In this guide you’ll learn how to OCR a PDF document in SharePoint using a Designer Workflow. This enables you to process scanned or bitmap based content and generate fully searchable PDFs. We’ve also added support for the ability to recognise text on (part of) a page and return the actual text (not a bitmap) to the workflow for further processing. A common use for this functionality is to extract a particular area of text from all those documents that use a common template or layout.
Most organizations deal with scanned (or other bitmap based) content on a regular basis. Faxes are received in a digital inbox, invoices or legal documents are scanned and filed away in a file system or MS SharePoint library or other Document Management System. The problem is that this is ‘dead information’ that cannot be searched or indexed using traditional technology, as the content is stored as one big image which cannot be indexed by search crawlers and, as a result, does not show up in search results.

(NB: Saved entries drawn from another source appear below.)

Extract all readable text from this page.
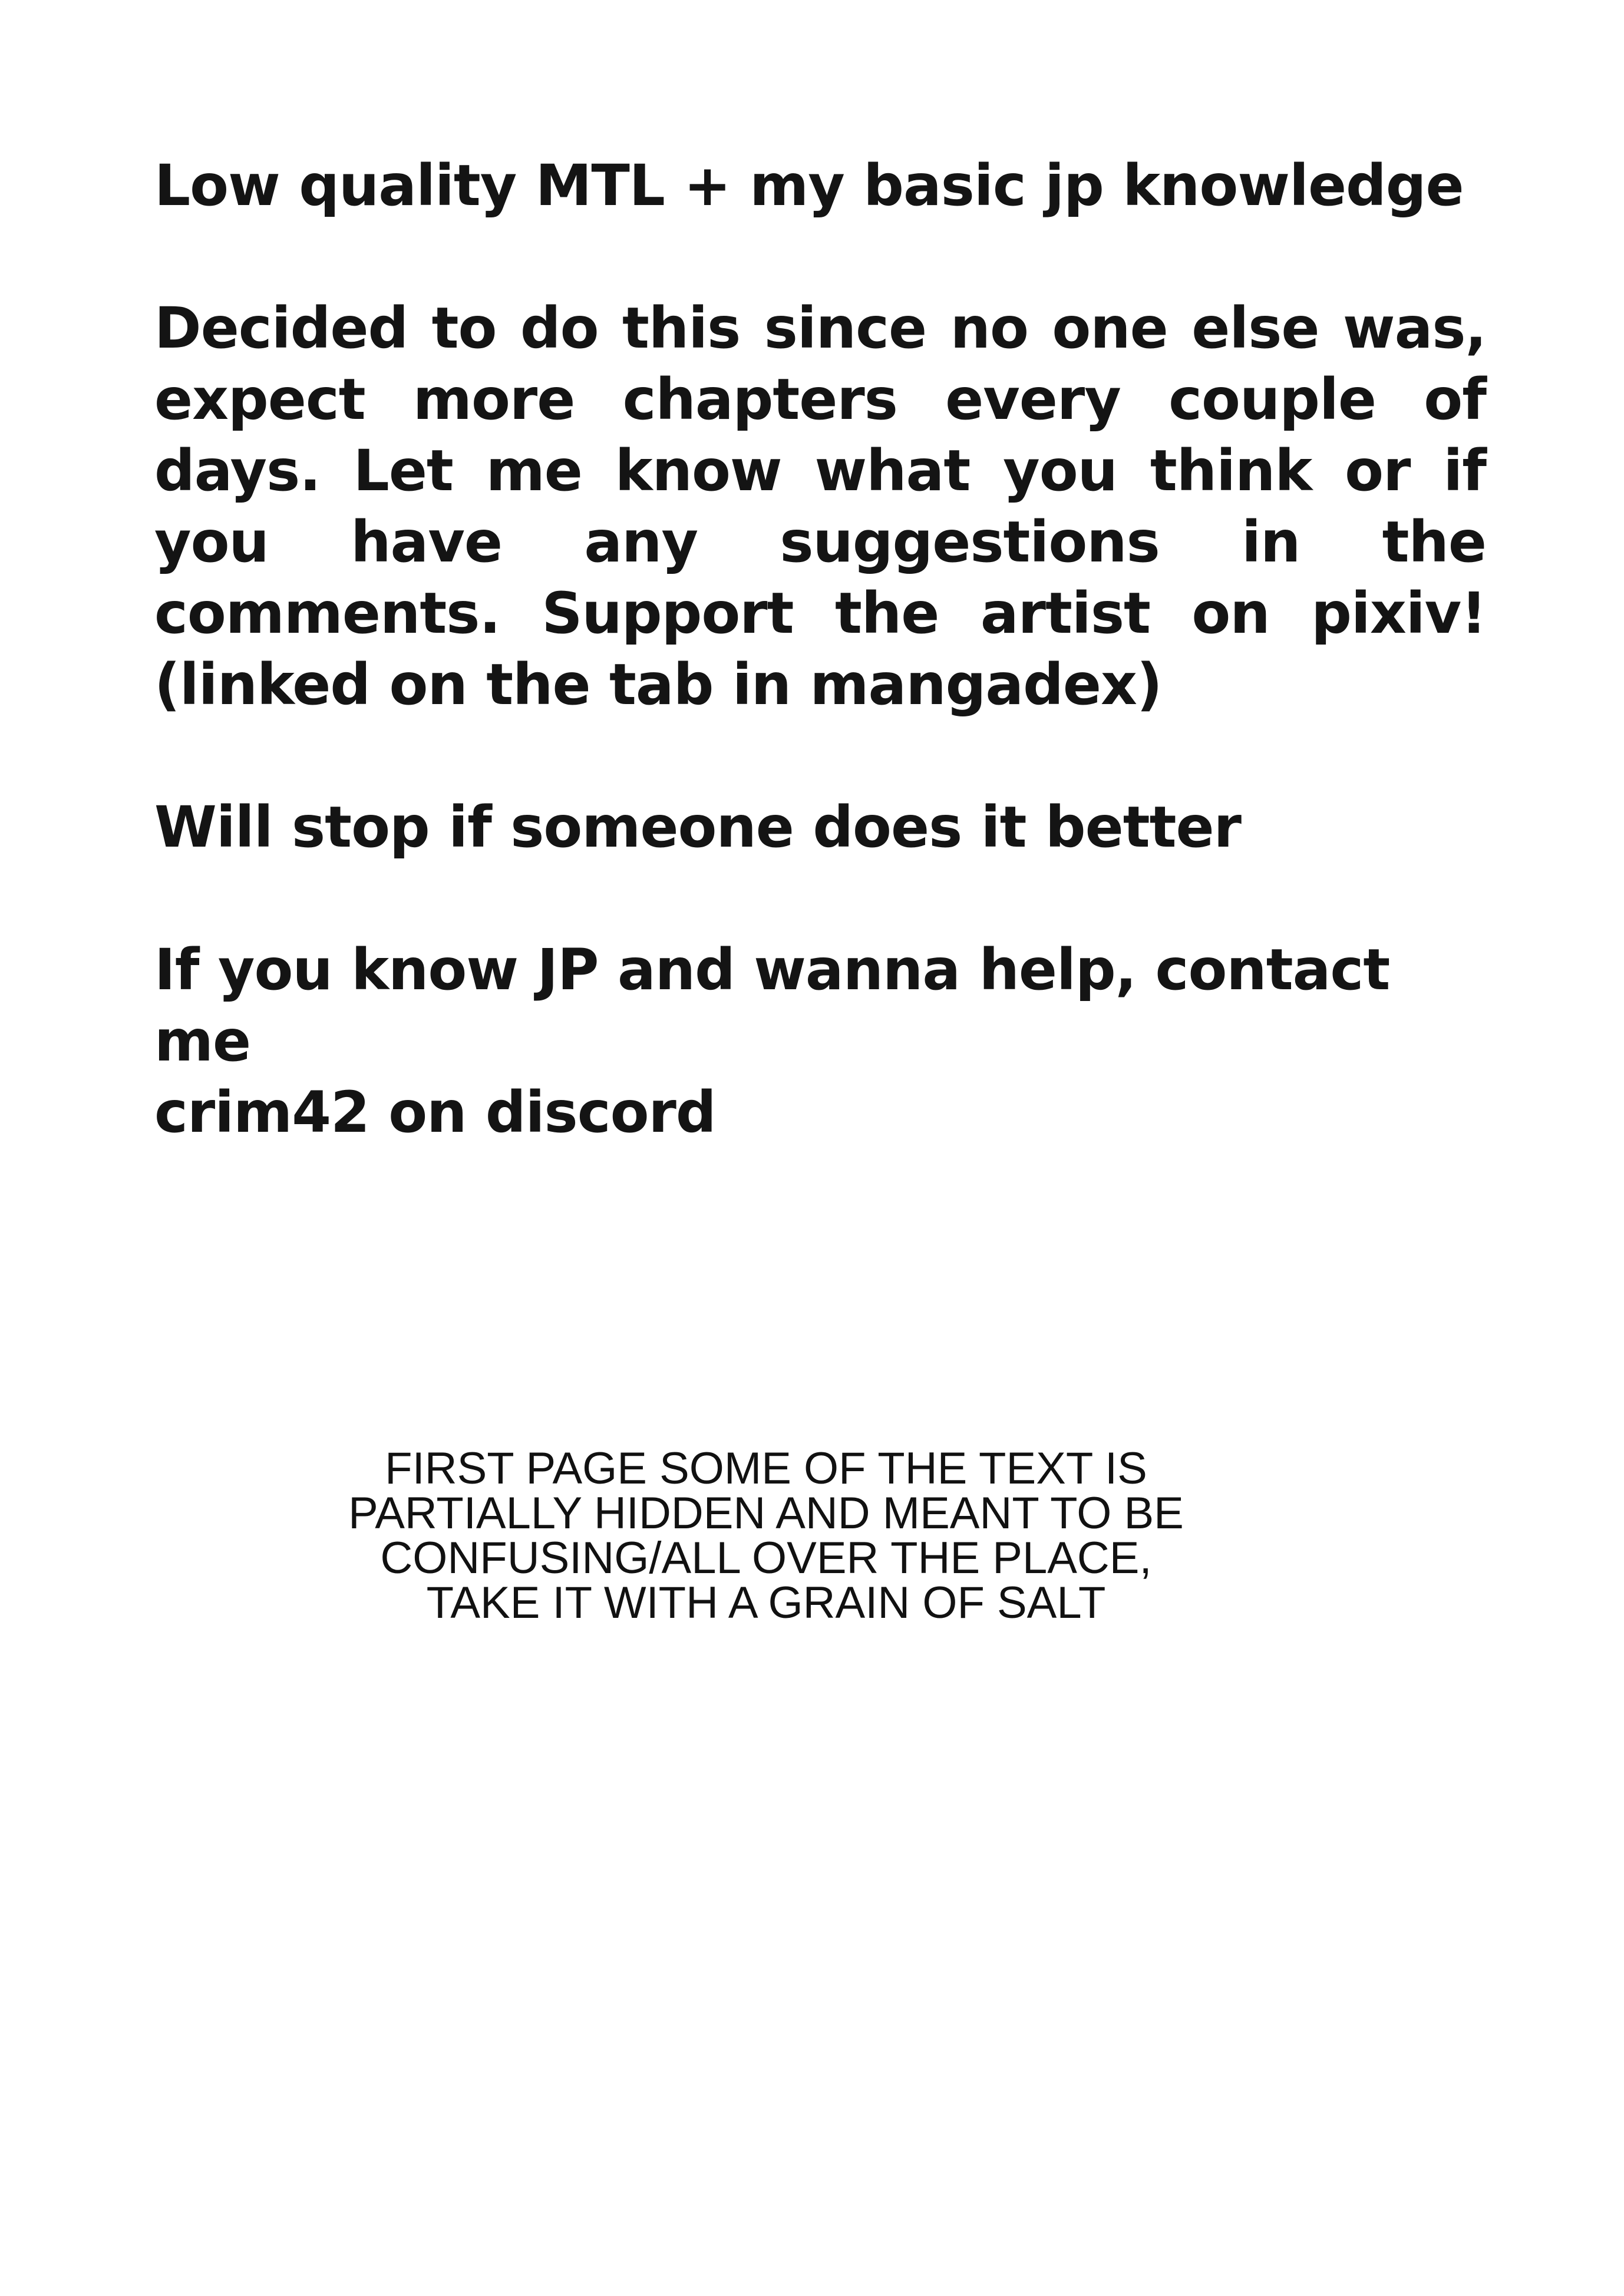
Low quality MTL + my basic jp knowledge

Decided to do this since no one else was, expect more chapters every couple of days. Let me know what you think or if you have any suggestions in the comments. Support the artist on pixiv! (linked on the tab in mangadex)

Will stop if someone does it better

If you know JP and wanna help, contact me

crim42 on discord

FIRST PAGE SOME OF THE TEXT IS
PARTIALLY HIDDEN AND MEANT TO BE
CONFUSING/ALL OVER THE PLACE,
TAKE IT WITH A GRAIN OF SALT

This is where OCR (Optical Character Recognition) comes in. OCR analyzes image based content – e.g. a scanned PDF or an image embedded in a MS Word file and applies some image recognition logic and then embeds the result in a PDF. The scanned content still looks the same, but you can now copy text from the document and search crawlers can also index this text as well.
Scanned Document with OCRed text selected
It is possible to carry out OCR using our standard Convert Document workflow activity, but that requires knowledge of our XML syntax, which - although powerful - is less than user friendly. To make life easier we have created a separate Workflow Activity named Convert to OCRed PDF. This is what it looks like.
The workflow activity added is consistent with our other Workflow Activities (e.g. Converting / Watermarking / Merging / Securing) and largely self-describing.
this document: The source document to Convert and OCR. For most workflows selecting Current Item will suffice, but some scenarios may require the lookup of a different item.
this file: The name and location to write the generated file to. Leave this field empty to use the same location and name as the source file. Please note that if your source file is already in PDF format then leaving this field empty will overwrite it. For details about how to specify paths to different libraries / site collections see this blog post.
include / exclude metadata: Control if the source file’s SharePoint metadata is copied to the destination file.
OCR language: The language the source document is written in. It defaults to English, but from version 7.2 and higher we support Arabic, Danish, German, English, Dutch, Finnish, French, Hebrew, Hungarian, Italian, Norwegian, Portuguese, Spanish and Swedish.
OCR Performance: Specify the performance / accuracy of the OCR engine. It is recommended to leave this on the default Slow but accurate setting.
Whitelist / Blacklist: Control which characters are recognised. For example limit recognition to numbers by whitelisting 1234567890. This prevents, for example, a 0 (zero) to be recognised as the letter o or O.
Pagination: In some specific cases a single image spans multiple pages. Enable pagination for those cases.
Regions: By default the entire page is OCRed. To limit OCR to certain parts of a page, e.g. a header and/or footer, you can specify one or more regions using our XML syntax. Have a look at this blog post, but only use the part that starts with (and includes) <Regions>…</Regions>.
List ID: The ID of the list the processed file was written to. This can be used later in the workflow to perform additional tasks on the file such as a check-in or out.
Item ID: The ID of the processed file. Can be used with the List ID
Although creating simple workflows in SharePoint Designer is relatively easy, if the concept of MS SharePoint Designer workflows is new to you then have a look at our simple Getting Started Knowledge Base article.
Note: The OCR and PDF/A Archiving Add-On license is needed in order to use OCR in your production environment.